With a look-back to 2021, we can see the impact that esports and gaming have had on the way that companies think about branding.
Nibble Esports is arguably one of the most successful esports organisations in South Africa – and has recently been doing a lot of work with reputable brands to bring to the fore this impact.
We spoke to Glenn Kisela, creative director and cofounder of Nibble, to find out more about their work, the future of the esports industry in South Africa, and how brands can collaborate with esports organisations to make the difference…
Primarily, my role is that of creative director and thus leading the creative team in the agency side of the business. Reviewing work, brainstorming with the team, meeting with clients – all the day to day functions of any normal agency.
As co-owner, I also have to strategise around the direction of the company. This includes ensuring we hit our financial targets, looking at business development, lead generation, HR and any other miscellaneous roles the company needs, alongside my co-owner Keegan Stewart – who is also the cofounder of Nibble.
I follow the rather cliché story of falling in love with games since I could hold a controller or mouse in my hand. This passion lead me to become a games journalist for over 15 years, and that was my connection to the gaming world. I got into advertising through being accepted into the Ogilvy Grad programme back in 2015. Merging both worlds into my current role at Nibble seems inevitable, looking back at it.
Nibble was founded on the basis of friendship and prioritising community. That is the ethos that attracted me to the organisation in the first place. At Nibble, we champion a movement of More – which is about being more inclusive and creating platforms for everyone in the gaming scene to have a voice. Esports often gets the most attention because it is the flashiest but the ecosystem that makes up gaming goes far beyond that and it is those stories we want to showcase in our movement.
At our core, we’re about storytelling. That is our movement.
Going back to the point I made earlier, I think esports shouldn’t be the only avenue brands look at when they’re looking to engage the community. Esports is a viable option for some and it provides a lot of high-value entertainment at a fraction of the cost of, say, a live event – but I think there’s even more untapped potential in leveraging the greater gaming community.
I’d hazard a guess that gamers are one of the most switched on and digitally engaged audiences in the country. They’re all creating and consuming content at a high rate – there is so much opportunity for brands to engage in a fun, authentic and affordable way with consumers who can keep up with some of the best agencies in this country with content. That paves the way for high end, high-value authentic engagement. Any brand’s dream.
Above all else, make sure the messaging is inclusive. Esports can often leave a lot of people feeling sidelined but there’s no reason that the beauty of gaming at the highest level can’t be enjoyed by all. I’m a massive fan of esports – with the right messaging, even more people can fall in love with it, which results in brands being able to speak to a far larger, more meaningful audience.
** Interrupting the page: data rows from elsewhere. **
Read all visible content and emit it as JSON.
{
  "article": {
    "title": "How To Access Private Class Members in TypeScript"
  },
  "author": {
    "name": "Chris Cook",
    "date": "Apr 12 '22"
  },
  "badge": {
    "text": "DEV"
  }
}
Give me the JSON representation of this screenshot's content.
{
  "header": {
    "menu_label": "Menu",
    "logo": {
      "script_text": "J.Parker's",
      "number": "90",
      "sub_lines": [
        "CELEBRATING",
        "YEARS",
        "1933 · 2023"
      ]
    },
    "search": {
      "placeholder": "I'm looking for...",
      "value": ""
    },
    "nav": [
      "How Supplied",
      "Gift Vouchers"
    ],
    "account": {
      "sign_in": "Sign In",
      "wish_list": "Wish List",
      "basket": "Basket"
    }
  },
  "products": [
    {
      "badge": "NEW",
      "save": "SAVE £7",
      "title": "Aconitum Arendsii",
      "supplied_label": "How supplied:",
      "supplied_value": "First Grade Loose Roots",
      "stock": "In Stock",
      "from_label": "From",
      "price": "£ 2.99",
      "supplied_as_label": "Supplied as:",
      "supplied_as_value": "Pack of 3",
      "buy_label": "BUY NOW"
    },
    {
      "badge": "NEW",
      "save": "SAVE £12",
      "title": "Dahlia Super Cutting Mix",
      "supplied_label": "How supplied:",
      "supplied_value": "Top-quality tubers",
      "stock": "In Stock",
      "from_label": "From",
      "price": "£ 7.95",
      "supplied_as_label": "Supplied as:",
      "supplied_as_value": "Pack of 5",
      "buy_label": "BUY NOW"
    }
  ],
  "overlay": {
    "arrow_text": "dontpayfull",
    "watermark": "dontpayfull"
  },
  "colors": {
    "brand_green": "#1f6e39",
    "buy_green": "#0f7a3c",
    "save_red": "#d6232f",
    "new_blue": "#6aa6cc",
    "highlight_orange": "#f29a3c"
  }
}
In the short year and a half that I’ve been at the helm, alongside Keegan, we’ve gotten to work with some amazing brands, from McDonald’s and Scoot to Cipla, the pharmaceutical giant. The most successful one for me and a personal favourite was the PR stunt we did with Syntech and Incredible Connection. The campaign led to us having one of the most retweeted tweets by a gaming org in a campaign in South Africa.
The campaign was around garnering support from the amazing community for one of our competitive players to get a gaming chair. The success of the campaign came primarily from our partners trusting us to tell our narrative authentically and in our own way. The community rallied & helped create an amazing, memorable moment in the scene with a big brand finally getting involved in the scene.
Since then, Incredible Connection has put on a ton of tournaments and is fast becoming entrenched in local gaming culture.
The scene still has massive barriers to entry for the majority of this country – and that’s not just with esports. To be involved in the gaming industry you need lots of data, high-end machinery, stable internet and a consistent place to play games or watch streams.
In a country with massive inequality, unemployment and data costs, these are huge barriers to overcome. Thus, the scale of the industry is restricted which makes it hard to deliver significant ROI to brands that get involved without serious planning and innovative solutions. Only a few years ago, we were hosting tournaments with prize pools over R1m, which just wasn’t sustainable – so the industry started to correct itself.
Brands that really want to see the industry grow need to invest with the right mindset. Despite the general upwards trend of the industry in terms of growth and scale, it’s still in its infancy. There is a lot of work to be done before this can become an industry that can sustain full-time employment and significant brand collaborations.
In the meantime, brands need to come with a long term focus. The opportunity is that they can spend a fraction of the marketing costs in other industries on gaming and help to organically and sustainably build this industry. It’s investing now for a market that will reap massive rewards in a few years.
The reality is though, it won’t be achieved in the next year. Despite the bittersweet promotion Covid has had on gaming as a medium for brands and consumers to engage in, there is still a long way to go.
I’m already starting to see it and I genuinely believe that we’ve been massive pioneers in this regard at Nibble – weaving in lifestyle and culture in everything gaming. From apparel to music to bringing in non-gaming content creators, there is a wave where gaming culture is starting to leave its mark in culture across the country.